Always engaging, this tricky-to-label new series from Image (it began in early 2012) now receives its first collected edition, comprising the first six chapters. Author Vaughan dabbles in multiple playgrounds here: sci-fi, fantasy, war, romance and thriller. His serial-fiction résumé includes creating Y: The Last Man graphic novels and writing for TV’s Lost, so the reader’s in good hands, storywise—and his ambitious world-building is just getting started. He’s found his best collaborator yet in Staples, who delivers gorgeous, kinetic art. She’s equally at home drawing (relatively) realistic figures like our heroes, the winged Alana and the horned Marko, and their adversaries, including the wildly imagined bounty hunter the Stalk and the pompous but dogged Prince Robot IV.

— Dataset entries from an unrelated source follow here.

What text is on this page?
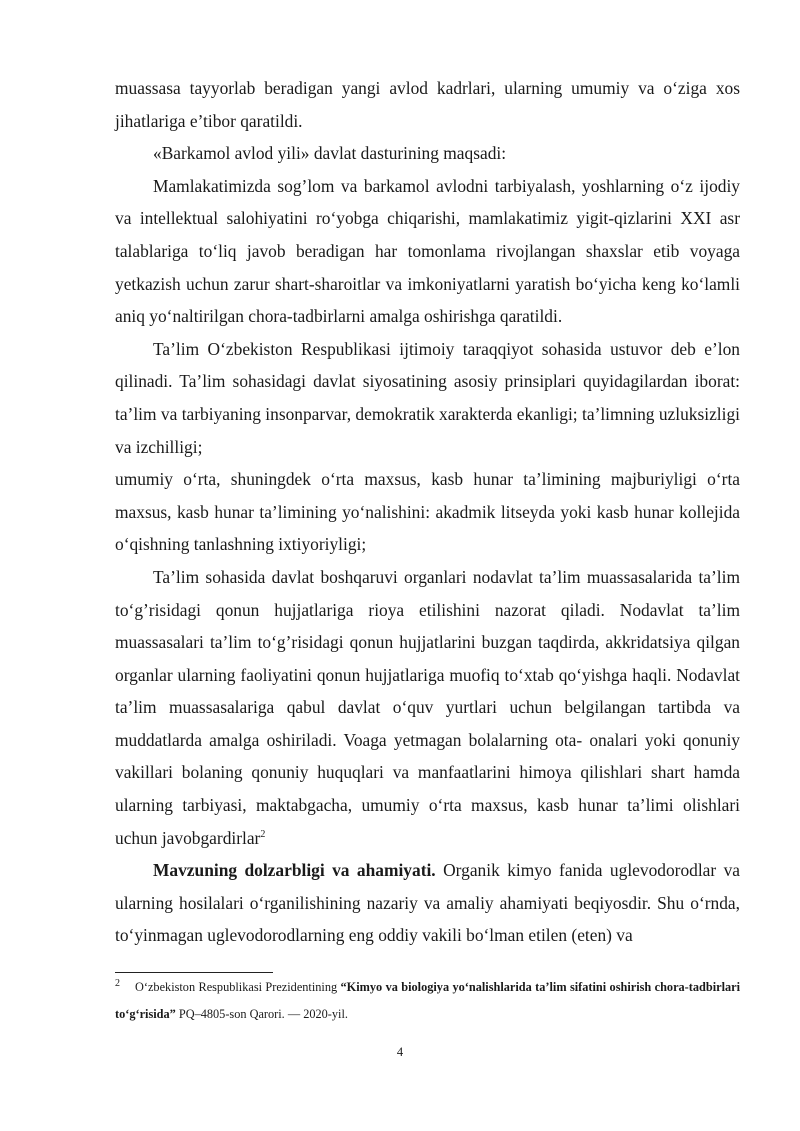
muassasa tayyorlab beradigan yangi avlod kadrlari, ularning umumiy va o‘ziga xos jihatlariga e’tibor qaratildi.

«Barkamol avlod yili» davlat dasturining maqsadi:

Mamlakatimizda sog’lom va barkamol avlodni tarbiyalash, yoshlarning o‘z ijodiy va intellektual salohiyatini ro‘yobga chiqarishi, mamlakatimiz yigit-qizlarini XXI asr talablariga to‘liq javob beradigan har tomonlama rivojlangan shaxslar etib voyaga yetkazish uchun zarur shart-sharoitlar va imkoniyatlarni yaratish bo‘yicha keng ko‘lamli aniq yo‘naltirilgan chora-tadbirlarni amalga oshirishga qaratildi.

Ta’lim O‘zbekiston Respublikasi ijtimoiy taraqqiyot sohasida ustuvor deb e’lon qilinadi. Ta’lim sohasidagi davlat siyosatining asosiy prinsiplari quyidagilardan iborat: ta’lim va tarbiyaning insonparvar, demokratik xarakterda ekanligi; ta’limning uzluksizligi va izchilligi;

umumiy o‘rta, shuningdek o‘rta maxsus, kasb hunar ta’limining majburiyligi o‘rta maxsus, kasb hunar ta’limining yo‘nalishini: akadmik litseyda yoki kasb hunar kollejida o‘qishning tanlashning ixtiyoriyligi;

Ta’lim sohasida davlat boshqaruvi organlari nodavlat ta’lim muassasalarida ta’lim to‘g’risidagi qonun hujjatlariga rioya etilishini nazorat qiladi. Nodavlat ta’lim muassasalari ta’lim to‘g’risidagi qonun hujjatlarini buzgan taqdirda, akkridatsiya qilgan organlar ularning faoliyatini qonun hujjatlariga muofiq to‘xtab qo‘yishga haqli. Nodavlat ta’lim muassasalariga qabul davlat o‘quv yurtlari uchun belgilangan tartibda va muddatlarda amalga oshiriladi. Voaga yetmagan bolalarning ota- onalari yoki qonuniy vakillari bolaning qonuniy huquqlari va manfaatlarini himoya qilishlari shart hamda ularning tarbiyasi, maktabgacha, umumiy o‘rta maxsus, kasb hunar ta’limi olishlari uchun javobgardirlar$^2$

Mavzuning dolzarbligi va ahamiyati. Organik kimyo fanida uglevodorodlar va ularning hosilalari o‘rganilishining nazariy va amaliy ahamiyati beqiyosdir. Shu o‘rnda, to‘yinmagan uglevodorodlarning eng oddiy vakili bo‘lman etilen (eten) va

2 O‘zbekiston Respublikasi Prezidentining “Kimyo va biologiya yo‘nalishlarida ta’lim sifatini oshirish chora-tadbirlari to‘g‘risida” PQ–4805-son Qarori. — 2020-yil.
4
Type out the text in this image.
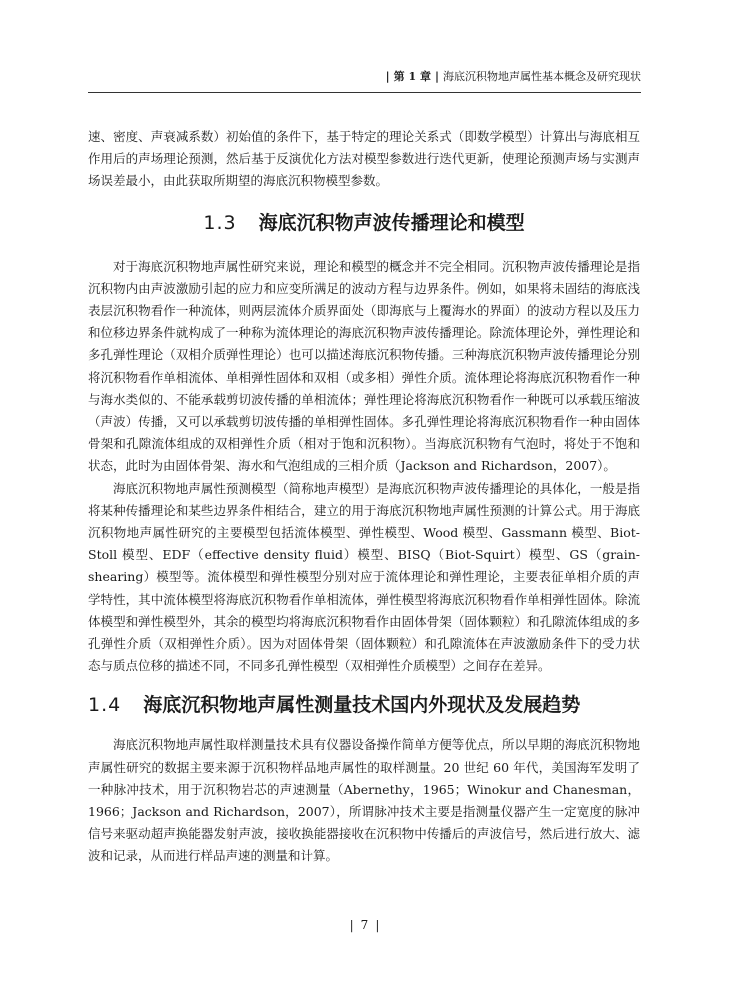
| 第 1 章 | 海底沉积物地声属性基本概念及研究现状

速、密度、声衰减系数）初始值的条件下，基于特定的理论关系式（即数学模型）计算出与海底相互作用后的声场理论预测，然后基于反演优化方法对模型参数进行迭代更新，使理论预测声场与实测声场误差最小，由此获取所期望的海底沉积物模型参数。

1.3 海底沉积物声波传播理论和模型

对于海底沉积物地声属性研究来说，理论和模型的概念并不完全相同。沉积物声波传播理论是指沉积物内由声波激励引起的应力和应变所满足的波动方程与边界条件。例如，如果将未固结的海底浅表层沉积物看作一种流体，则两层流体介质界面处（即海底与上覆海水的界面）的波动方程以及压力和位移边界条件就构成了一种称为流体理论的海底沉积物声波传播理论。除流体理论外，弹性理论和多孔弹性理论（双相介质弹性理论）也可以描述海底沉积物传播。三种海底沉积物声波传播理论分别将沉积物看作单相流体、单相弹性固体和双相（或多相）弹性介质。流体理论将海底沉积物看作一种与海水类似的、不能承载剪切波传播的单相流体；弹性理论将海底沉积物看作一种既可以承载压缩波（声波）传播，又可以承载剪切波传播的单相弹性固体。多孔弹性理论将海底沉积物看作一种由固体骨架和孔隙流体组成的双相弹性介质（相对于饱和沉积物）。当海底沉积物有气泡时，将处于不饱和状态，此时为由固体骨架、海水和气泡组成的三相介质（Jackson and Richardson，2007）。

海底沉积物地声属性预测模型（简称地声模型）是海底沉积物声波传播理论的具体化，一般是指将某种传播理论和某些边界条件相结合，建立的用于海底沉积物地声属性预测的计算公式。用于海底沉积物地声属性研究的主要模型包括流体模型、弹性模型、Wood 模型、Gassmann 模型、Biot-Stoll 模型、EDF（effective density fluid）模型、BISQ（Biot-Squirt）模型、GS（grain-shearing）模型等。流体模型和弹性模型分别对应于流体理论和弹性理论，主要表征单相介质的声学特性，其中流体模型将海底沉积物看作单相流体，弹性模型将海底沉积物看作单相弹性固体。除流体模型和弹性模型外，其余的模型均将海底沉积物看作由固体骨架（固体颗粒）和孔隙流体组成的多孔弹性介质（双相弹性介质）。因为对固体骨架（固体颗粒）和孔隙流体在声波激励条件下的受力状态与质点位移的描述不同，不同多孔弹性模型（双相弹性介质模型）之间存在差异。

1.4 海底沉积物地声属性测量技术国内外现状及发展趋势

海底沉积物地声属性取样测量技术具有仪器设备操作简单方便等优点，所以早期的海底沉积物地声属性研究的数据主要来源于沉积物样品地声属性的取样测量。20 世纪 60 年代，美国海军发明了一种脉冲技术，用于沉积物岩芯的声速测量（Abernethy，1965；Winokur and Chanesman，1966；Jackson and Richardson，2007），所谓脉冲技术主要是指测量仪器产生一定宽度的脉冲信号来驱动超声换能器发射声波，接收换能器接收在沉积物中传播后的声波信号，然后进行放大、滤波和记录，从而进行样品声速的测量和计算。

| 7 |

Like Capulets and Montagues—or perhaps, more aptly, Union and Confederate soldiers—the wings and the horns share a mutual bloodlust, which makes romancing and copulating with the enemy the biggest sin. Will our couple survive? Hard to say. In this first volume, they struggle to escape a particular planet with their newborn as the odds mount against them. At least we know the kid makes it out alive.